Sidwaya (S) : Qu’est-ce que le programme de restructuration et de mise en œuvre de l’industrie ?

Sa Sylvanus Traoré (S.S.T) : Le bureau de restructuration et de mise à niveau de l’industrie pour le Burkina Faso que je dirige s’inscrit dans le prolongement d’un programme régional initié par l’Union économique et monétaire ouest africaine (UEMOA). Il concerne l’ensemble des huit pays membres. Le programme est élaboré sur la base d’un certain nombre de constats sur la situation de l’industrie de l’espace communautaire. Il est prévu pour durer cinq ans avec une phase pilote de trois ans.

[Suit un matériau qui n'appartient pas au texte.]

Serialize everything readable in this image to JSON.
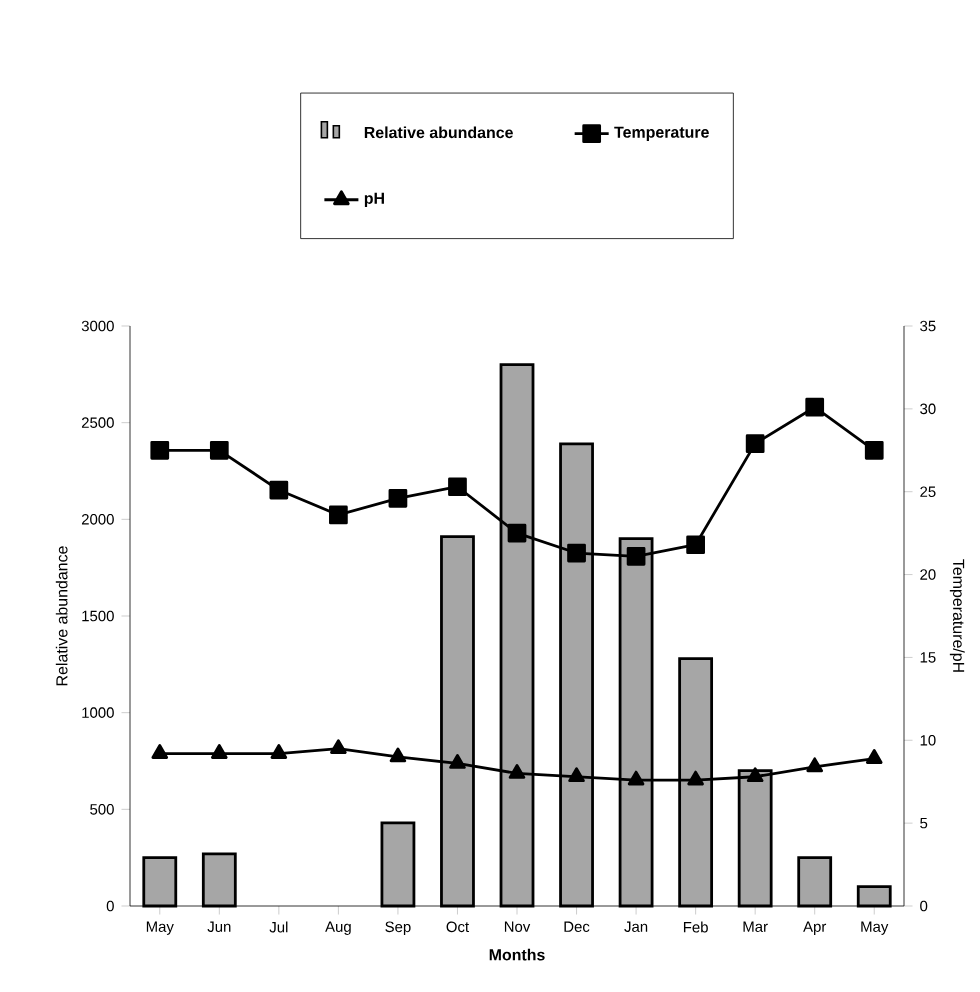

Le programme s’adresse exclusivement au secteur de l’industrie et sa phase pilote concerne l’agroalimentaire. C’est-à-dire tout ce qui est relatif à la transformation des produits locaux.

S. : Qu’est-ce qui a motivé sa mise en place ?

S.S.T. : Les constats qui ont conduit à l’élaboration de ce programme et à son adoption par le conseil des ministres de la commission de l’UEMOA sont que la contribution du tissu industriel au Produit interieur brut (PIB) est très faible. Alors qu’ailleurs le développement économique est basé sur le secteur secondaire. Nous avons une situation totalement contraire où le secteur primaire est très fort, le secteur secondaire très faible et le secteur tertiaire encore beaucoup plus faible. Alors, on s’est dit que si l’on veut que ce secteur ait une contribution forte au PIB, il faudrait faire en sorte que l’industrie locale puisse se développer.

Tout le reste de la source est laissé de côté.